L’événement historique de la mort d’Agrippine est ici relaté dans le détail. Cet assassinat s’explique par le comportement envahissant de la mère de Néron. Elle réprouvait surtout ses liaisons amoureuses et sa manière de gouverner. Le récit de cette mort est très construit, ce qui fait de Tacite non seulement un narrateur (définition de l’histoire comme genre littéraire à cette époque), mais aussi un tragédien et un moraliste.

  1. Le regard du narrateur
    • Tacite suit les événements de l’extérieur mais les décrit comme une mise en scène : la rumeur se diffuse sur le rivage (vulgato periculo), puis touche les personnes rassemblées (ut quisque acceptat). On peut suivre les mouvements des groupes jusqu’au particuliers  hi, hi / alii / quidam .Les infinitifs de narration permettent de balayer les différents mouvements de la foule.
    • Les sons se mêlent aux mouvements : bruits de voix, plaintes, voeux, souhaits sous forme de question / réponse (Questibus votis clamore diversa rogitantium aut incerta respondentium). La foule grossit jusqu’à devenir ingens multitudo Cette foule a l’intention d’avancer (sese expedire) dans un but précis (ut ad gragandum) Tout se passe comme s’il n’y avait qu’un seul corps, que les mouvements et les sons coordonnés allaient vers ce but.
    • Il y a une rupture de cette progression par l’irruption violente d’Anicétus jusqu’à la chambre d’Agrippine 1°/ à l’extérieur,circumdat refractaque janua 2°/ au seuil de la maison, obvios servorum abripit, 3°/ dans la maison (ad fores cubiculi), 4°/ dans la chambre elle-même  : tout ça en une seule phrase. La rapidité et l’efficacité du soldat contrastent avec les mouvements et clameurs de la foule.
    • Gros plan sur Agrippine. Une fois dans la chambre elle reconnaît Anicétus envoyé par son fils Néron et les soldats. Elle parle de ce qu’elle a vu elle-même, puis l’attaque violente dont elle a été victime, elle désigne son ventre (protendens uterum ) et enfin la description se termine sur son corps mort.
    1. Les ambiances tragiques
      • Le lieu extérieur, le rivage (litus) et la mer (mare) représentent l’immensité où converge la foule de manière désordonnée . La jeté, les embarcations (scarfas) immobiles contrastent avec la diversité des réactions et l’agitation de la foule (verbes de mouvement ou d’action).
      • Les lumières, porteuses d’espoir contrastent avec la scène finale. La foule est composée d’anonymes qui semblent sympathiques envers Agrippine mais tenus à l’écart et inefficaces face à la scène de crime qui se prépare. Les voix multiples, nombreuses se répondent en contraste avec les paroles d’Agrippine.
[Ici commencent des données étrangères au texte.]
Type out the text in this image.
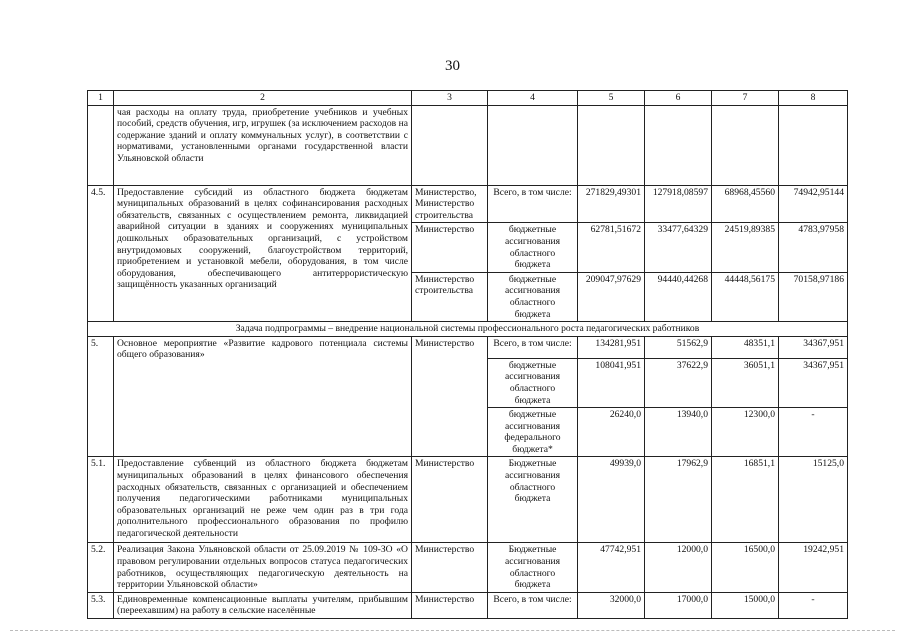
30
1	2	3	4	5	6	7	8
	чая расходы на оплату труда, приобретение учебников и учебных пособий, средств обучения, игр, игрушек (за исключением расходов на содержание зданий и оплату коммунальных услуг), в соответствии с нормативами, установленными органами государственной власти Ульяновской области						
4.5.	Предоставление субсидий из областного бюджета бюджетам муниципальных образований в целях софинансирования расходных обязательств, связанных с осуществлением ремонта, ликвидацией аварийной ситуации в зданиях и сооружениях муниципальных дошкольных образовательных организаций, с устройством внутридомовых сооружений, благоустройством территорий, приобретением и установкой мебели, оборудования, в том числе оборудования, обеспечивающего антитеррористическую защищённость указанных организаций	Министерство, Министерство строительства	Всего, в том числе:	271829,49301	127918,08597	68968,45560	74942,95144
		Министерство	бюджетные ассигнования областного бюджета	62781,51672	33477,64329	24519,89385	4783,97958
		Министерство строительства	бюджетные ассигнования областного бюджета	209047,97629	94440,44268	44448,56175	70158,97186
Задача подпрограммы – внедрение национальной системы профессионального роста педагогических работников							
5.	Основное мероприятие «Развитие кадрового потенциала системы общего образования»	Министерство	Всего, в том числе:	134281,951	51562,9	48351,1	34367,951
			бюджетные ассигнования областного бюджета	108041,951	37622,9	36051,1	34367,951
			бюджетные ассигнования федерального бюджета*	26240,0	13940,0	12300,0	-
5.1.	Предоставление субвенций из областного бюджета бюджетам муниципальных образований в целях финансового обеспечения расходных обязательств, связанных с организацией и обеспечением получения педагогическими работниками муниципальных образовательных организаций не реже чем один раз в три года дополнительного профессионального образования по профилю педагогической деятельности	Министерство	Бюджетные ассигнования областного бюджета	49939,0	17962,9	16851,1	15125,0
5.2.	Реализация Закона Ульяновской области от 25.09.2019 № 109-ЗО «О правовом регулировании отдельных вопросов статуса педагогических работников, осуществляющих педагогическую деятельность на территории Ульяновской области»	Министерство	Бюджетные ассигнования областного бюджета	47742,951	12000,0	16500,0	19242,951
5.3.	Единовременные компенсационные выплаты учителям, прибывшим (переехавшим) на работу в сельские населённые	Министерство	Всего, в том числе:	32000,0	17000,0	15000,0	-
      • Le lieu intérieur et intime que tout le monde fuit y compris les servantes Abeunte dehinc ancilla, est oppressant. Les fidèles dispersés laissent place à la solitude, la violence, la pénombre (modicum lumen) et le silence. Tout cela évoque l’angoisse. Il y a peu de verbes, peu de descriptions et peu de personnes. Une seule voix s’élève, celle d’Agrippine : elle exprime l’inquiétude (magis ac magis anxia Agrippina ), la plainte et le refus de l’évidence (elle ne nomme pas son fils Néron, non imperatum parricidium )
      1. La morale
      • La nouvelle du danger est connue mais le drame est évoqué en peu de lignes, comme si l’événement était inéluctable. Par la situation, les décors, la violence et la rapidité, rien n’est laissé au hasard malgré la succession rapide des faits. Le lecteur est laissé impuissant, à l’abandon progressif d’Agrippine, il ressent comme la foule, terreur et pitié.
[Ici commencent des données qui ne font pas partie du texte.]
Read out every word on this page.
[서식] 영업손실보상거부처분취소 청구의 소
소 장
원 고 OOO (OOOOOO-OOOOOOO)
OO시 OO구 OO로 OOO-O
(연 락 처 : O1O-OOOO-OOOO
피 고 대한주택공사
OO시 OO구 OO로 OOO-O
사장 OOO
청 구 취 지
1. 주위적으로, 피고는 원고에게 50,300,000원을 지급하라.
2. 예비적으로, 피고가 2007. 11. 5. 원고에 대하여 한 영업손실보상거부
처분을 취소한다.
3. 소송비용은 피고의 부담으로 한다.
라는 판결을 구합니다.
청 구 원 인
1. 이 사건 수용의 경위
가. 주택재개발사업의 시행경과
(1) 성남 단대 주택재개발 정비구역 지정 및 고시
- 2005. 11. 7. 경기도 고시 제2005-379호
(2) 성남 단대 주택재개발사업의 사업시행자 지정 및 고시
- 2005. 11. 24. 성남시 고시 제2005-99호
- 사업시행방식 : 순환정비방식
      • Agrippine est un personnage tragique, seule au moment du drame solitude propre au héros tragique elle pressent le danger et affronte son sort. Elle veut tromper le messager de Néron, elle se bat jusqu’au bout, mais elle connait le dénouement (aliam fore) Agrippine manifeste grandeur et dignité et une véritable maîtrise d’elle même dans ses gestes et ses paroles.